The school district's lawyer, Mr. Wright, countered that school officials are charged with the responsibility of safeguarding the health and safety of their students. He said administrators faced with murky reports of a threat to the students must be able to respond quickly and with flexibility to try to get to the truth.
Justice Stephen Breyer asked Wright why the school used such an extreme form of a search. "We can think of a lot of things that are a lot less intrusive," Justice Breyer said. "It seems so easy: 'Put on your gym clothes.' "
Wright responded: "I'm sure in the heat of the moment that issue wasn't thought through."
A year earlier, a student had suffered a near-fatal medical reaction after ingesting a prescription drug smuggled into school by a different student, the lawyer said. Hearing the report about Savana bringing pills to school, administrators were concerned that there might be another similar dangerous episode.
In grappling with the issue, several justices wondered whether the intrusiveness of a search might be proportional to the potential danger of the suspected drug.

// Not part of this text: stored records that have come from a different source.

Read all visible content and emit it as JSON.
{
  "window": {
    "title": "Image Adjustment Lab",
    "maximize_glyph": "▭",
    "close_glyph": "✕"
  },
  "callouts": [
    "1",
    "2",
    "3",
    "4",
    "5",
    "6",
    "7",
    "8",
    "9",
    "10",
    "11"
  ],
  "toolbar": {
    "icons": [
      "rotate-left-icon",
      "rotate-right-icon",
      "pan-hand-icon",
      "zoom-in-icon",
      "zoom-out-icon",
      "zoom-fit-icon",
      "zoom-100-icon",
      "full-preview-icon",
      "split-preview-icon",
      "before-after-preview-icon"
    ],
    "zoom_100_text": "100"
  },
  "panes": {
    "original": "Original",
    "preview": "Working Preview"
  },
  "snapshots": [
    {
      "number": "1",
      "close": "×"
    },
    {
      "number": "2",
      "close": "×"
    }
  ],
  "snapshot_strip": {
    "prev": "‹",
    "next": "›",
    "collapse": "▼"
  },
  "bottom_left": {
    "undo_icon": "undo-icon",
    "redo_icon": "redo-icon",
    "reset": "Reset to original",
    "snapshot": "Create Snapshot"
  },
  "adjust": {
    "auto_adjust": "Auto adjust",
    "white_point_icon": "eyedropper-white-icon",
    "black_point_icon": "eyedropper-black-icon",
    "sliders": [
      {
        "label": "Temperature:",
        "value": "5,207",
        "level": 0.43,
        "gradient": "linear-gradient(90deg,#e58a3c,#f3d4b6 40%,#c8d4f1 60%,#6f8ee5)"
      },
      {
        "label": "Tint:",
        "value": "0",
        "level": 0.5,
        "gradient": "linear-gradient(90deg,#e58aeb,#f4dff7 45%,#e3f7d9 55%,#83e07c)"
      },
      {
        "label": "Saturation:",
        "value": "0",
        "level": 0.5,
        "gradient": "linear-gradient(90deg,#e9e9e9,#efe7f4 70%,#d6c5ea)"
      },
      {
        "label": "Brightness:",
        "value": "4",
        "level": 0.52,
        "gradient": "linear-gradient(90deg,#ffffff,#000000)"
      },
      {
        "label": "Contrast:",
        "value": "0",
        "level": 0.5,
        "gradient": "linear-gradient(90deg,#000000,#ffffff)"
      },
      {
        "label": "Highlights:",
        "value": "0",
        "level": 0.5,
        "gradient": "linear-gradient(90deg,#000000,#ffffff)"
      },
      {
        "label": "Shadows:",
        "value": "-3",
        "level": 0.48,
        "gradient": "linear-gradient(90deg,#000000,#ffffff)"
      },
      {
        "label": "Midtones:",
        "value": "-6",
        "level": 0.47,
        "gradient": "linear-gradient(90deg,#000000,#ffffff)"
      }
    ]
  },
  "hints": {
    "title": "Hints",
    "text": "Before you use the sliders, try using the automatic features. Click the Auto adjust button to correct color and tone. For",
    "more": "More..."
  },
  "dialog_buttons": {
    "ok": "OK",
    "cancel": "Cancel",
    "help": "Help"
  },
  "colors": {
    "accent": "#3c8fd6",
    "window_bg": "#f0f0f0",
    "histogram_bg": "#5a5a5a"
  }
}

Savana was suspected of carrying prescription-strength Ibuprofen. But what if she was suspected of carrying heroin, crack, or methamphetamine, they asked.
Justice David Souter suggested there might be a sliding scale of risk that could justify intrusive searches in certain circumstances. He said a school administrator might prefer to "have the kid embarrassed by a strip search than to have some other kid dead."
Savana's lawyer, Wolf, said the focus should be on whether school administrators had enough specific evidence to justify their tactics. "It is unreasonable to think this honor student was hiding pills in her undergarments," he said.
A decision in the case is expected by late June.